Resulullah'ın hadislerini mi arıyorsunuz ?
Türkiye'nin En Geniş Kapsamlı Hadis Sitesi
HZ.MUHAMMED (Sallallahu Aleyhi ve Sellem)
"أَللّٰهُمَّ صَلِّ عَلٰى مُحَمَّدٍ وَعَلٰى اٰلِ مُحَمَّدٍ"

Latest Post

بِسْمِ اللَّهِ الرَّحْمٰنِ الرَّحِيمِ
Rahmân ve Rahîm olan Allah’ın adıyla

 43- Zayıflar Vasıtası İle Rızıklanıp Yardım Görmek

3191- Mus’ab b. Sa’d (radıyallahü anh) babasından naklediyor. Mus’ab’ın babası, Peygamber (sallallahü aleyhi ve sellem)’in ashabının kendisinden daha fakir olmalarından dolayı kendisinde bir üstünlük görüyordu. Bunun üzerine Peygamber (sallallahü aleyhi ve sellem) şöyle buyurdu:

(Allah bu ümmete zayıflarının duaları, namazları ve samimi olmaları yüzünden yardım eder ve etmektedir.) (Buhârî, Cihad ve Siyer: 75; Müsned: 1411)

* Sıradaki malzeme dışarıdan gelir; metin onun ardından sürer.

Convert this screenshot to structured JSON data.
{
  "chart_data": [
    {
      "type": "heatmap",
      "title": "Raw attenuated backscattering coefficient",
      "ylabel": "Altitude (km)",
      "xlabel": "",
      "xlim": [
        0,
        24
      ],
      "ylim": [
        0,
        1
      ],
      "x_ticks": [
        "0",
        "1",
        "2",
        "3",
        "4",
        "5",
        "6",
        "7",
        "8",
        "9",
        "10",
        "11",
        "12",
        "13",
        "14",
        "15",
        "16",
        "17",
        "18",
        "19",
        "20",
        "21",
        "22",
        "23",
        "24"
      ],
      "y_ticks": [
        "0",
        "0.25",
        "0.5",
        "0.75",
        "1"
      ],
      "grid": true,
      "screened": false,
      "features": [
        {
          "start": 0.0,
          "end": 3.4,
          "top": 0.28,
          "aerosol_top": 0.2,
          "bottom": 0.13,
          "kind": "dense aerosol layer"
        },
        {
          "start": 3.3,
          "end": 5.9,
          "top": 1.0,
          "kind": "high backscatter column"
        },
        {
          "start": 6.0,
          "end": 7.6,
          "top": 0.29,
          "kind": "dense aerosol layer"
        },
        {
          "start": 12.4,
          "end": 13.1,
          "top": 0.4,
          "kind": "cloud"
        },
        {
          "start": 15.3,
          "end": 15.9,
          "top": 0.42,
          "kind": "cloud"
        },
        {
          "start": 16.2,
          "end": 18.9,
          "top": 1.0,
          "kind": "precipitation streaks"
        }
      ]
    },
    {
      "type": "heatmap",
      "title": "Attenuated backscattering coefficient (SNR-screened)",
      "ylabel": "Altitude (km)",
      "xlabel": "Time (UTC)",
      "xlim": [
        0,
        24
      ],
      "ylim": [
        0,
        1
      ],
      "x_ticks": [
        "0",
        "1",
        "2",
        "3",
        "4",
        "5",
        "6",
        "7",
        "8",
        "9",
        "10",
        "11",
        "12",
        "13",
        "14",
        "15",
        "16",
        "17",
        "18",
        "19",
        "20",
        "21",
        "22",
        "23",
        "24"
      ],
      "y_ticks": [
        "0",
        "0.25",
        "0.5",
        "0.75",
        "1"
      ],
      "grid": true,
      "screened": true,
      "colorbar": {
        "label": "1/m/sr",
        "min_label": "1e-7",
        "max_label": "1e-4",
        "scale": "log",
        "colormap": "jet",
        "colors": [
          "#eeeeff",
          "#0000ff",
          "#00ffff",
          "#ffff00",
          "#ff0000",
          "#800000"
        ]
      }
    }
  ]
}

3192- Ebu’d Derda (radıyallahü anh)’dan rivâyete göre, şöyle demiştir: Rasûlüllah (sallallahü aleyhi ve sellem)’den işittim şöyle diyordu:

(Bana zayıf ve fakirlerinizi getirin de onlara yardım edip iyi muamele edeyim. Çünkü sizler zayıflarınız vasıtası ile rızıklanır ve yardım görürsünüz.) (Buhârî, Cihad ve Siyer: 75; Tirmizî, Cihad: 24)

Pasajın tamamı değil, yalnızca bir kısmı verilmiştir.